- Born: Alan Levin Rochester, New York, U.S.
- Occupation: Radio personality
- Years active: 1985–2025

= Brother Wease =

American radio personality

Brother Wease is the on-air name of Alan Levin, a retired radio personality from Rochester, New York.

==Radio career==
Levin began his on-air career as a late evening host on 96.5 WCMF-FM in 1985. He soon moved to the morning show using the name "Brother Wease." His show, "The Brother Wease Morning Circus," was among the top-rated programs in the Rochester market. He also hosted a Saturday music show entitled "Radio Free Wease."

From March through September 2004, Wease hosted both his WCMF music show and a similar program on WBUF, WCMF's Buffalo sister station in the CBS station group, which was then using a hot talk radio format. He was also heard on weekends on New York City's WNEW-FM during its period as a hot talk station. In December 2006, he hosted a three-hour music show on XM Satellite Radio's Virus channel.

BJ Shea, Gregg Hughes, and syndicated talk radio host Stephanie Miller (then known as "Sister Sleaze") have also worked with Brother Wease.

Levin's run at WCMF ended in early 2008 when his contract expired, as the station was being transferred from the CBS radio group to Entercom Communications. Levin and officials from station owner Entercom attempted to negotiate a new contract but were unable to reach terms. His co-hosts remained and took over the show, which was renamed "The Break Room."

Shortly after leaving WCMF, Levin took a job as a sales executive at Clear Channel Communications. He could not go on the air because of a non-compete clause in his previous contract. He returned to the airwaves on November 17, 2008, on WFXF "95.1 The Fox" with a new supporting cast that included co-host Lilly Hisenaj (formerly of XM's Ron & Fez show), Rochester stand-up comic Jamie Lissow, and executive morning show producer Anthony Caiazzo. The program was called "The Wease Show." The station later changed formats and call signs, becoming WQBW and then WAIO. Levin hosted mornings until September 2023, when he moved to a late-morning slot.

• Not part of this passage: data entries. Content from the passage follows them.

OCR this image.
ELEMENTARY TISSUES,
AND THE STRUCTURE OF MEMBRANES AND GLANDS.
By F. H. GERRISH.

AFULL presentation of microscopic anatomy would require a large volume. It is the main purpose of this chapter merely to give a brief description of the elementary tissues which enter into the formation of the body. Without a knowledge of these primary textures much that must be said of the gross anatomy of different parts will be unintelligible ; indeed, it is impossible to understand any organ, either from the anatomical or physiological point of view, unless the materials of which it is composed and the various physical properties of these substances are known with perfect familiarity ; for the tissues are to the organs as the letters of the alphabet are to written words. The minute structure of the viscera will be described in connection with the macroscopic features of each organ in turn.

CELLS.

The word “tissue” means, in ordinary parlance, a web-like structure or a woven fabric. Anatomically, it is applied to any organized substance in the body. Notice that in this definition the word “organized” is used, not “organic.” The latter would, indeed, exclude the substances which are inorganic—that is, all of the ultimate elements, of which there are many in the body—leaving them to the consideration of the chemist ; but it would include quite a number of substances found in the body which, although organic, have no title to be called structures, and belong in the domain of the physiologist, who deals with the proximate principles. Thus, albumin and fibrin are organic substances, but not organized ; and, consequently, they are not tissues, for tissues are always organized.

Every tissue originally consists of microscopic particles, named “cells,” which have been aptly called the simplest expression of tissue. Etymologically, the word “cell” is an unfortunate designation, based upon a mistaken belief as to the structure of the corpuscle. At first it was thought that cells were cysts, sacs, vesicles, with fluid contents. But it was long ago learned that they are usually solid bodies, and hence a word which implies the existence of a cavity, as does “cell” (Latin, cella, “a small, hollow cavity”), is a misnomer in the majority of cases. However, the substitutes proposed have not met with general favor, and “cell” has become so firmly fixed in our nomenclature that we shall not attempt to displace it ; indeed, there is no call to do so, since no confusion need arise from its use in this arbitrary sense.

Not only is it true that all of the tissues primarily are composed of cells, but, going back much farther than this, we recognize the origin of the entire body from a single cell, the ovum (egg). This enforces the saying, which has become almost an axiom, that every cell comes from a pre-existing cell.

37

In 2021, Levin was inducted into the National Radio Hall of Fame in the Longstanding Network/Syndication (20 years or more) category. He was inducted into the Rochester Music Hall of Fame in 2023.

On September 4, 2025, Levin told listeners that it would be his final show, an hour before iHeartMedia flipped WAIO from a talk format to rock. He said the company had offered him other opportunities to stay on the air, including a weekend morning music show and a two-hour Sunday night talk program on sister station WHAM, but that he did not want to end his career that way. He retired at the age of 78 and announced plans to launch a podcast with his son Jake in January 2026.

===Lawsuits===
Levin was sued twice by former co-workers in the late 1990s over lewd and sexually derogatory comments he made about them on the air. Cindy Pierce, a former co-host, said his remarks about her forced her off the air. Account executive Jodi Strada claimed he humiliated her with on-air sexual references. Both suits were settled out of court.

==Personal life==
Levin took his stage name from his school nickname, "Weasel." He is known for his openness with listeners, including sharing much of his personal life. He is a veteran who completed three tours of duty in Vietnam.

Levin served as an emcee for Woodstock '94 and Woodstock 1999. In 1997, he founded the Wease Cares Children's Fund to raise money for children in need.

===Cancer===
Levin announced on his February 2, 2005, show that he had been diagnosed with nasopharyngeal carcinoma, a rare form of sinus cancer. He underwent seven weeks of radiation treatment at Memorial Sloan-Kettering Cancer Center in New York City, broadcasting from a makeshift studio in his apartment for as long as he was physically able.

He never missed a show, though on some days he could broadcast for only a few minutes. During his treatment, WCMF established "Kick Cancer's Ass," a campaign that raised nearly $100,000 for children with cancer. He returned to Rochester following his treatment and learned in August 2005 that it had been successful.